The end is nigh for One-Fifth Romance Languages.

September is going to be a busy month for Chris Shepherd.

On the first of that month he’ll open One Fifth Mediterranean, the third part of his five-year, five-concept voyage that replaces One Fifth Romance Languages (which closes tonight). On the last day of that month he’ll host Southern Smoke, his annual festival celebrating barbecue, though that’s not all that the event will feature. And sometime in between, he says, he’ll open Georgia James, the long-awaited steakhouse in the old Underbelly location.

“Late September for Georgia James,” Shepherd said Monday. He added that once his One Fifth Mediterranean staff is trained, he’ll turn his attention to the steakhouse staff.

In some ways a spinoff of One Fifth Steak, the first of Shepherd’s One Fifth series, Georgia James will continue with cast-iron-seared steaks and bring back the Baller Board, but will also reflect a more personal side of Shepherd. We’re not just talking about naming the restaurant after his parents, but also about how he wants to serve patrons.

“What would it look like if you walked into my home? That’s the idea we’re trying to translate,” he said. It’ll be upscale for sure, but you might be enjoying a meal set to the music of Billy Squier, or later at night, Metallica. “There are a lot of steakhouses that are classically driven, and that’s not what I want. I want something that’s going to push the soul.”

“Super fun,” is another way he’s putting it. So there’s that, but getting One Fifth Mediterranean open will come first. For research, Shepherd traveled to Philadelphia and visited with Israeli chef Michael Solomonov, a multiple James Beard Award winner who has earned plaudits for his inventive takes on traditional Israeli cuisine.

In preparing the menu, Shepherd first aims to “do the classics right,” from baba ghanoush to the simple cucumber-tomato-red-onion salad that can be altered and interpreted about a thousand ways depending on where in the Mediterranean you’re eating. “We’re having to learn a whole new realm of words, and a realm of history about where things are coming from,” he said.

Chris Shepherd.

For Shepherd, that’s probably more fun than trying to roll pasta. “My hands are like 170 degrees. Pasta just started melting,” he said about some of the more challenging work at One Fifth Romance Languages, which specializes in Italian, Spanish, and French cuisines. That closes tonight with a final family meal in which diners are at the mercy of the kitchen.

Shepherd said he learned a lot with Romance Languages, and that both chef de cuisine Matt Staph and pastry director Victoria Dearmond “just crushed it.” But he was taught in French cuisine and of course always thought he’d want to open a French restaurant. The result?

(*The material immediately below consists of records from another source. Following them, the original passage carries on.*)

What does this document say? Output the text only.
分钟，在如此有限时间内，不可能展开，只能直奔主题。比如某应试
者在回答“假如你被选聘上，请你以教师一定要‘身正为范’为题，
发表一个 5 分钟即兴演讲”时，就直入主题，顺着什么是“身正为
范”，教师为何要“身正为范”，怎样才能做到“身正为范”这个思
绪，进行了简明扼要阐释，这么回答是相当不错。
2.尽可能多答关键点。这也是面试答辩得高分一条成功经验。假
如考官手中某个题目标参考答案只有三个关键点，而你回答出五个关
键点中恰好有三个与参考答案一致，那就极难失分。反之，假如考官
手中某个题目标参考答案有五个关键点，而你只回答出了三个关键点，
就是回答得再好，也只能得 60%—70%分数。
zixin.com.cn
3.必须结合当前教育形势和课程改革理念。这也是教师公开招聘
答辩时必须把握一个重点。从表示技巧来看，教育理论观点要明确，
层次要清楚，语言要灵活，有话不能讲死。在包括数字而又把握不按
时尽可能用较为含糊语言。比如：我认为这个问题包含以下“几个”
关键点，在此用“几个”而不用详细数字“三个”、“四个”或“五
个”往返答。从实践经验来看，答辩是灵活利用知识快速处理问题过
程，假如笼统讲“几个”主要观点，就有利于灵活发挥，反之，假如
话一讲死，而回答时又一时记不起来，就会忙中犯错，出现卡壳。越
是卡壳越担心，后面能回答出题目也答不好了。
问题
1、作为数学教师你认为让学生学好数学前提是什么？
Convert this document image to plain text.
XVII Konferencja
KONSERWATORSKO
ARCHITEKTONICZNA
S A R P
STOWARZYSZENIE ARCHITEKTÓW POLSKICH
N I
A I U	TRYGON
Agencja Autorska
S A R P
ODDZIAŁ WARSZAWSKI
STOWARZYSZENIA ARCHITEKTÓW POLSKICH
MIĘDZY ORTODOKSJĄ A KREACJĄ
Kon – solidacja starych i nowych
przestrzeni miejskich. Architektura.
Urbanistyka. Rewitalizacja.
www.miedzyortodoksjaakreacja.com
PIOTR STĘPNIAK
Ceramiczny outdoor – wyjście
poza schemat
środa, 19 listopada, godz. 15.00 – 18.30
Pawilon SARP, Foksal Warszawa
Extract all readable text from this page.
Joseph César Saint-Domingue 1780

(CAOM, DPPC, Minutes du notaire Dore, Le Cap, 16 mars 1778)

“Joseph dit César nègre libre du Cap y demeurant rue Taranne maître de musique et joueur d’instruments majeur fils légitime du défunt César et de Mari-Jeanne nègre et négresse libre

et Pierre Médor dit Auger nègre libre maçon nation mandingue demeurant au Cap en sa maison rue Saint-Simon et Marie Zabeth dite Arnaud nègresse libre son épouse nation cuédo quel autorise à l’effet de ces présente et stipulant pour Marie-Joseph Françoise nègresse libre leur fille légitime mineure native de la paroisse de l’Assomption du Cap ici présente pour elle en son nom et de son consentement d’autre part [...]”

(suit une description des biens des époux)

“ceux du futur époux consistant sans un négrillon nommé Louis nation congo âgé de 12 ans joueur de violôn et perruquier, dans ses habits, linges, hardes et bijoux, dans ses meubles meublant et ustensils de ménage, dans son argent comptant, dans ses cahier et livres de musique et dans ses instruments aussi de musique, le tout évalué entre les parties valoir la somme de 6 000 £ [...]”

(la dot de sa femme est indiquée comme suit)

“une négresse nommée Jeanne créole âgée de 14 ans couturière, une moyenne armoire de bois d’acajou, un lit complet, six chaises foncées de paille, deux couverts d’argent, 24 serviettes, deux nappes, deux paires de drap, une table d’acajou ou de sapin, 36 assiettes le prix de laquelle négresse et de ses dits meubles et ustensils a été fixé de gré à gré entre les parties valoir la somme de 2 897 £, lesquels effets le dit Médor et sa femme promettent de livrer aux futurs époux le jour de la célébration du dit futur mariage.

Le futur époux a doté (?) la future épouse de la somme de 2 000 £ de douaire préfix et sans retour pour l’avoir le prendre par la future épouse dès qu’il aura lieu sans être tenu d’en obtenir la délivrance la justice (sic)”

“It was fun, but would I do it again? I don’t know,” he admitted.

When compared to everything else Shepherd has going on, Southern Smoke is a familiar friend. Now in its fourth year, the festival that began as a fundraiser to help boost awareness of multiple sclerosis has evolved into a full celebration of, basically, looking out for one another.

“Our motto has always been ‘Taking care of our own.’ We want to see how we can push that even further,” he said. So the festival both gives to the National MS Society and back to food-service-industry workers who are hit with an emergency that isn’t covered by insurance.

This year’s festival, held on September 30, is headlined by Matthew Rudofker, director of culinary operations at Momofuku, and Tae Strain, executive chef at Momofuku CCDC. Maybe on that day Shepherd will get to relax and bask in the glow of two new restaurants and another successful festival. Or maybe that glow will just be the plumes pushing out of the smoker. Soon we’ll know.